Friday, 24 August 2012

Gay Marriage: The Conservative Case (For Votes)

If, as some argue, the Prime Minister were to drop his plans to introduce gay marriage he would be unlikely to win many back on the strength of it. People who oppose gay marriage would remember that he was in favour of it before the going got tough. Those who support it would see that he abandoned the idea in the face of a determined minority. Those who don’t much care either way would notice another flip-flop. In political terms, ditching gay marriage would probably be more likely to put off Joiners and Considerers – whom we need if we are to win a majority – than it would to win back Defectors.
It is notoriously difficult in polling to work out the electoral impact of a given policy with any certainty. People vote for a host of different reasons; their choice must take into account everything they know or feel, good and bad, about a party or candidate.
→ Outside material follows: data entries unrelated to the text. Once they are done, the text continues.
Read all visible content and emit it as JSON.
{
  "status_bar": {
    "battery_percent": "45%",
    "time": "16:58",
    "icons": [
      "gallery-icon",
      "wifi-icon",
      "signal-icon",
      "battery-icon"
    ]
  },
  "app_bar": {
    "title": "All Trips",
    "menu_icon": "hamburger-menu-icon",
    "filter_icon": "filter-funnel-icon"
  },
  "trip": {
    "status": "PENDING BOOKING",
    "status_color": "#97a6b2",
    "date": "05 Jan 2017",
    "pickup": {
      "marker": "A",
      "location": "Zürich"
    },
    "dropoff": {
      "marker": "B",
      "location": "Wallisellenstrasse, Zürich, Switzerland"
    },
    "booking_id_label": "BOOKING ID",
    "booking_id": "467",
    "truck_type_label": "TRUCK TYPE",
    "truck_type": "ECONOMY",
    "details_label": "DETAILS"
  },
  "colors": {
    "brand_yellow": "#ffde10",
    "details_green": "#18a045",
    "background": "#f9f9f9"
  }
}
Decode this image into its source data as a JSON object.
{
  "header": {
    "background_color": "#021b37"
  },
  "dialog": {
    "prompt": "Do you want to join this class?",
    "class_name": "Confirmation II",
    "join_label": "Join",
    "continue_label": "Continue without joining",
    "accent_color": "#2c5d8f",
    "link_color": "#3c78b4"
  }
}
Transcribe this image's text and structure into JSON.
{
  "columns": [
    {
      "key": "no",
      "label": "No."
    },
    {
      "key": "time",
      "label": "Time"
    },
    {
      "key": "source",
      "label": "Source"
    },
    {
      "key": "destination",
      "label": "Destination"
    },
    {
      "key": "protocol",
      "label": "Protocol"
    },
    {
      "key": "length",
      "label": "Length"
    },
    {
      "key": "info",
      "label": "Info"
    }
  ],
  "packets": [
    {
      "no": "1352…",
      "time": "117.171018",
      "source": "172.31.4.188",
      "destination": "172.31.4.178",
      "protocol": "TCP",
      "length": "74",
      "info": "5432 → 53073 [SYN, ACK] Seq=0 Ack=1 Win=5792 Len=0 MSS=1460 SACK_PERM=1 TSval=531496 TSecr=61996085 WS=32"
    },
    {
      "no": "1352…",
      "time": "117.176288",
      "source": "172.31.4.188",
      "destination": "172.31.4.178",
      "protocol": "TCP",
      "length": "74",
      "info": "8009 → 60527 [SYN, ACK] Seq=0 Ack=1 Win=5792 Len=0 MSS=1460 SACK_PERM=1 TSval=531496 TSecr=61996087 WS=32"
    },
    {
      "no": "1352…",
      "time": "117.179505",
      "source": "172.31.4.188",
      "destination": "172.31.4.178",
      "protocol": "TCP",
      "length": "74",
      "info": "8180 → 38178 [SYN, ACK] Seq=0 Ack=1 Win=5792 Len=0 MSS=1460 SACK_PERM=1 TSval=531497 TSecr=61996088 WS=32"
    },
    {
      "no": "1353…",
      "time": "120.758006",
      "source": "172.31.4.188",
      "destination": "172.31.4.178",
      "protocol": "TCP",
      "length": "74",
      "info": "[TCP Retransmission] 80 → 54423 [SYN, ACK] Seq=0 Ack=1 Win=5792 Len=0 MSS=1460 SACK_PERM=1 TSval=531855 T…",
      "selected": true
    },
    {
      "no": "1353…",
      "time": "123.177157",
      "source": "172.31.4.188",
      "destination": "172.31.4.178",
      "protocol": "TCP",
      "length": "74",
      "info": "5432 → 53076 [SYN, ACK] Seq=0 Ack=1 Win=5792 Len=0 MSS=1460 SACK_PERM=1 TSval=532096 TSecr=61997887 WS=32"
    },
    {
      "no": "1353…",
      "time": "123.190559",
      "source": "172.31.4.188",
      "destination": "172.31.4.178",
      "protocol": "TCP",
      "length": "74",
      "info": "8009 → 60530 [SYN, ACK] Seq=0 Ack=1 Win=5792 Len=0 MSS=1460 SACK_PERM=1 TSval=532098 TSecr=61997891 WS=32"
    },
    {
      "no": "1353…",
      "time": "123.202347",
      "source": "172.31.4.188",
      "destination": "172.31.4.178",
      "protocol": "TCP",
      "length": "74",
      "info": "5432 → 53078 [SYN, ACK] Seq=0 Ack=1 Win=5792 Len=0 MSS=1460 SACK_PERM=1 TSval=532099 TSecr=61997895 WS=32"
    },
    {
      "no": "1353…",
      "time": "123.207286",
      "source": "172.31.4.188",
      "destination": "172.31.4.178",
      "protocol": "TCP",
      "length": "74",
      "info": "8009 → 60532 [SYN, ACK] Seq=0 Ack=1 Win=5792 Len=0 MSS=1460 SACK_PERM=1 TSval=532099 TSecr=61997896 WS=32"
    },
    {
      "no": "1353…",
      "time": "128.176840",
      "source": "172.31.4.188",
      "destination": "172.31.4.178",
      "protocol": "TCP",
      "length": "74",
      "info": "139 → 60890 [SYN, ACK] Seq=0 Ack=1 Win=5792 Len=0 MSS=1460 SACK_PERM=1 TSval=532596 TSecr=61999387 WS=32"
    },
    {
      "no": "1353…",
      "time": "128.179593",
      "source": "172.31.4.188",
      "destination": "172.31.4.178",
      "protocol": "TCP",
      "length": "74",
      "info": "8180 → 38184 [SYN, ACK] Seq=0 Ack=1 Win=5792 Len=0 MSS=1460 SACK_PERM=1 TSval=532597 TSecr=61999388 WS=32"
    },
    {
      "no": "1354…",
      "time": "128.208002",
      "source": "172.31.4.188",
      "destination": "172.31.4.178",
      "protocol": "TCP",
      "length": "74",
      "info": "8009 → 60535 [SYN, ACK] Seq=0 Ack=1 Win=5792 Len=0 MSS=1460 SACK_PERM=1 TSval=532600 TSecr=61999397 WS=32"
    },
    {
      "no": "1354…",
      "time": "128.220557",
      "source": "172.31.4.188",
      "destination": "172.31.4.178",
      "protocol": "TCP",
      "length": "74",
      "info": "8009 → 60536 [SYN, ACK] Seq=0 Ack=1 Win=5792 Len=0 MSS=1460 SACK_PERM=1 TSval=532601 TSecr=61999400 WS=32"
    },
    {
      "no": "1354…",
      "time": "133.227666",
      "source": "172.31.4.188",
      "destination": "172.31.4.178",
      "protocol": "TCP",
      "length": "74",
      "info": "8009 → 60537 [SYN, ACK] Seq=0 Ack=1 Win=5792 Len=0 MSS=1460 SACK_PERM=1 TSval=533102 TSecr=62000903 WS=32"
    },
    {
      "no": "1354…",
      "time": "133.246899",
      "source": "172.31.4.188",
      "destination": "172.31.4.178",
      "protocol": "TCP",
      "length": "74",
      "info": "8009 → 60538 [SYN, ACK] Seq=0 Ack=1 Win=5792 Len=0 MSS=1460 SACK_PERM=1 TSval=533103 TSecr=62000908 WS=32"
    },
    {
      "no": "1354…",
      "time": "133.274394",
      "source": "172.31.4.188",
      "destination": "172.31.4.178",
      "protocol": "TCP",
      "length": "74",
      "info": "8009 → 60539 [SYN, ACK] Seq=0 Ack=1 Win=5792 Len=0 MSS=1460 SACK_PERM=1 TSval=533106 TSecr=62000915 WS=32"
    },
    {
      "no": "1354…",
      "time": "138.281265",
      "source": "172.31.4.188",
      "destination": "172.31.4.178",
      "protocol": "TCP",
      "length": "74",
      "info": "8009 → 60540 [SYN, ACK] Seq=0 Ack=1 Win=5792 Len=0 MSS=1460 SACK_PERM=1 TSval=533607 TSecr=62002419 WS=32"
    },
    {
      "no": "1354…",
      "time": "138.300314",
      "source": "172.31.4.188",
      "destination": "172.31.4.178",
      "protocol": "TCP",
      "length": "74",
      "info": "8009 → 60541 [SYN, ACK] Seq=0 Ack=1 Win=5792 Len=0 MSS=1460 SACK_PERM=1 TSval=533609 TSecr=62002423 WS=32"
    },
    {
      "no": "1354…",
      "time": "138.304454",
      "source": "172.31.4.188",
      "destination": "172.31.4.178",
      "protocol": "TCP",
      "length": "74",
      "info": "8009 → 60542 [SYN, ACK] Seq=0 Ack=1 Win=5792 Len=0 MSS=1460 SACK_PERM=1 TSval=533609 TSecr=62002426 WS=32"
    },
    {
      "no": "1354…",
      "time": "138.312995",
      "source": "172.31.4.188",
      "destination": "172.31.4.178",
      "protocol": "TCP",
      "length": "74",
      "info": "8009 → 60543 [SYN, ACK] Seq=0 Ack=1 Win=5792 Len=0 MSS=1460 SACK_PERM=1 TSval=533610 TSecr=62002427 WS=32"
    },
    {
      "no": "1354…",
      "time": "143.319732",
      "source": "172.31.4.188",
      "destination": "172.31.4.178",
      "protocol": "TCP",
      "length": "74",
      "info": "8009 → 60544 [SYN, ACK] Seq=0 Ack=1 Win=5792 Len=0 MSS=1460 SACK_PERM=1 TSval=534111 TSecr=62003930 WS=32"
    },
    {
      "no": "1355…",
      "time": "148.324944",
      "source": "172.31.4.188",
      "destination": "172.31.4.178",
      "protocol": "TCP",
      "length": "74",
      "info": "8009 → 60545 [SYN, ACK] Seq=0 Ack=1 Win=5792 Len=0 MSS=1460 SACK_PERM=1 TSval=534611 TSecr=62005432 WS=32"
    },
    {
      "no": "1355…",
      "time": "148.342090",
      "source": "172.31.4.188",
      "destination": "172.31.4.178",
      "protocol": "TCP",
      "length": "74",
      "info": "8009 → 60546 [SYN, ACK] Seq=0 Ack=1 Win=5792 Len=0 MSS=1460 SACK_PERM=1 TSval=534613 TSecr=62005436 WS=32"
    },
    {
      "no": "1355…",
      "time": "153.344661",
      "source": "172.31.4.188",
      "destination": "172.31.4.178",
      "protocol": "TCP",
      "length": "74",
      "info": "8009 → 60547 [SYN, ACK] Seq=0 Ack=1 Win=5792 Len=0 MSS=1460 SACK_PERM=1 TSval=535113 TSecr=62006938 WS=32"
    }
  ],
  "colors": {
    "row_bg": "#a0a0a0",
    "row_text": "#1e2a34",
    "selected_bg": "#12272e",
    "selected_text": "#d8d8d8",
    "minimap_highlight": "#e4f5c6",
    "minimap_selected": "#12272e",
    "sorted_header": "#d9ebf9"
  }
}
They are therefore very unreliable when it comes to assessing to what extent one issue, taken in isolation, will affect their decision. Some Conservatives will no doubt find themselves unable to vote Tory this time if the plans gothrough – but it is also clear that the traffic would not all be one way...

From a fascinating, detailed article on Conservativehome by Lord Ashcroft, the Conservative Party's chief electoral strategist.
Note its implication that dropping gay marriage has been seriously considered.
And how principle doesn't come into it.